1989 brach auch in der DDR vieles zusammen und wir erfuhren von den ausufernden Machenschaften der Stasi und dem gut versorgten Leben der "Staatsdiener", aber ganz ehrlich: im Vergleich zu Rumänien war das wohl ziemlich Pillepalle (die Schilderungen zum irren Personenkult um Ceaucescu, zu den unverschämten Bereicherungen der Securitate-Mitarbeiter, das systematische und massenhafte Verhaften und Töten von Rumänen durch die Securitate und die weit verbreitete Denunziation als Staatsräson zur Karriereförderung und Vorteilsnahme haben mich sehr erschreckt).

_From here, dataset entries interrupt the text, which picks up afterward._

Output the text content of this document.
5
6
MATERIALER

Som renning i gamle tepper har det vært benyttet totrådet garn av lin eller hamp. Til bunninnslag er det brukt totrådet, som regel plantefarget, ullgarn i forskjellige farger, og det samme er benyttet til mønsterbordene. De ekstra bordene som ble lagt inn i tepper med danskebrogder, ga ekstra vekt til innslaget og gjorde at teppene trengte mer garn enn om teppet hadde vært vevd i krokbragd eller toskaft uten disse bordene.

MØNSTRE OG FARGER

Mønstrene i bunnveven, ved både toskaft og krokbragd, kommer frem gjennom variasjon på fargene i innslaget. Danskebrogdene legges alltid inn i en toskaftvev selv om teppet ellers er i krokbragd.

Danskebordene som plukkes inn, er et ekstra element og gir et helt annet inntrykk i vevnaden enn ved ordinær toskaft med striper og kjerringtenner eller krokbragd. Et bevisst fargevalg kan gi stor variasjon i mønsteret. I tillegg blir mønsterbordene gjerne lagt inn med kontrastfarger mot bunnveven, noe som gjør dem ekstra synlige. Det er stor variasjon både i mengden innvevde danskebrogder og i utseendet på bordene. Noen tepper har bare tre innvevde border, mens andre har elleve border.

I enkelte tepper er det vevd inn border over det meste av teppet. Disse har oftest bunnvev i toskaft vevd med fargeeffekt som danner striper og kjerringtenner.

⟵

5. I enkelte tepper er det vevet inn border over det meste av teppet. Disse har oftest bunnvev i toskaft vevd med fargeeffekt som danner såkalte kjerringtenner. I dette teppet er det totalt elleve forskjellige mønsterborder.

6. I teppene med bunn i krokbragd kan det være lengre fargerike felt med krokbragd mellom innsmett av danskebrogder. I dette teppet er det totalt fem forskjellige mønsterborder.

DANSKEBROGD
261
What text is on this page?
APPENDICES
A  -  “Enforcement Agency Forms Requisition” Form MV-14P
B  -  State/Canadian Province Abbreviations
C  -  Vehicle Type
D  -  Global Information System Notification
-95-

Der 3. Teil schildert das Leben von Sabin Tambrea‘s Eltern in Rumänien und die Gründe die dazu führen, dass zunächst der Vater die schwere Entscheidung trifft, sein Heimatland zu verlassen und in Deutschland neu anzufangen.

Teil 1 und 2 sollten uns auch heute dazu anregen darüber nachzudenken, weshalb Menschen ihre Heimat verlassen (müssen). JEDER möchte mit seiner Familie in Frieden leben können und ein gutes Leben führen, dieser Wunsch ist universal. Das Buch hilft dabei, den Blick aus der "Komfortzone" auf Menschen zu richten, die es nicht so gut haben wie wir in Deutschland, auch und besonders heute noch.

Mir ging es am Schluss so, dass ich das 1. Kapitel noch einmal lesen möchte, nunmehr mit dem Wissen, warum die Tambrea‘s Heimat und Familien verließen, und warum der Anfang in Deutschland emotional so schwer war. Nicht jeder konnte gehen, und ob man die Familie wiedersah, war ungewiss. So war es ja auch für viele Ostdeutsche. Emotional gibt es einige Parallelen, aber auch gewaltige Unterschiede.


Interessiert hätten mich noch einige Aussagen zu den künstlerischen Vorlieben/Ansprüchen der Eltern (welche Komponisten/Musikstücke sie besonders mochten z.B., welche Ziele als Künstler sie hatten), aber das hätte auch etwas den Rahmen des Buches „gesprengt“.
Insgesamt ist es ein sehr berührendes Buch, das hoffentlich auch in Rumänien erscheint.

Hilfreich ist die Namensliste am Ende des Buches, um die beschriebenen Personen zuordnen zu können.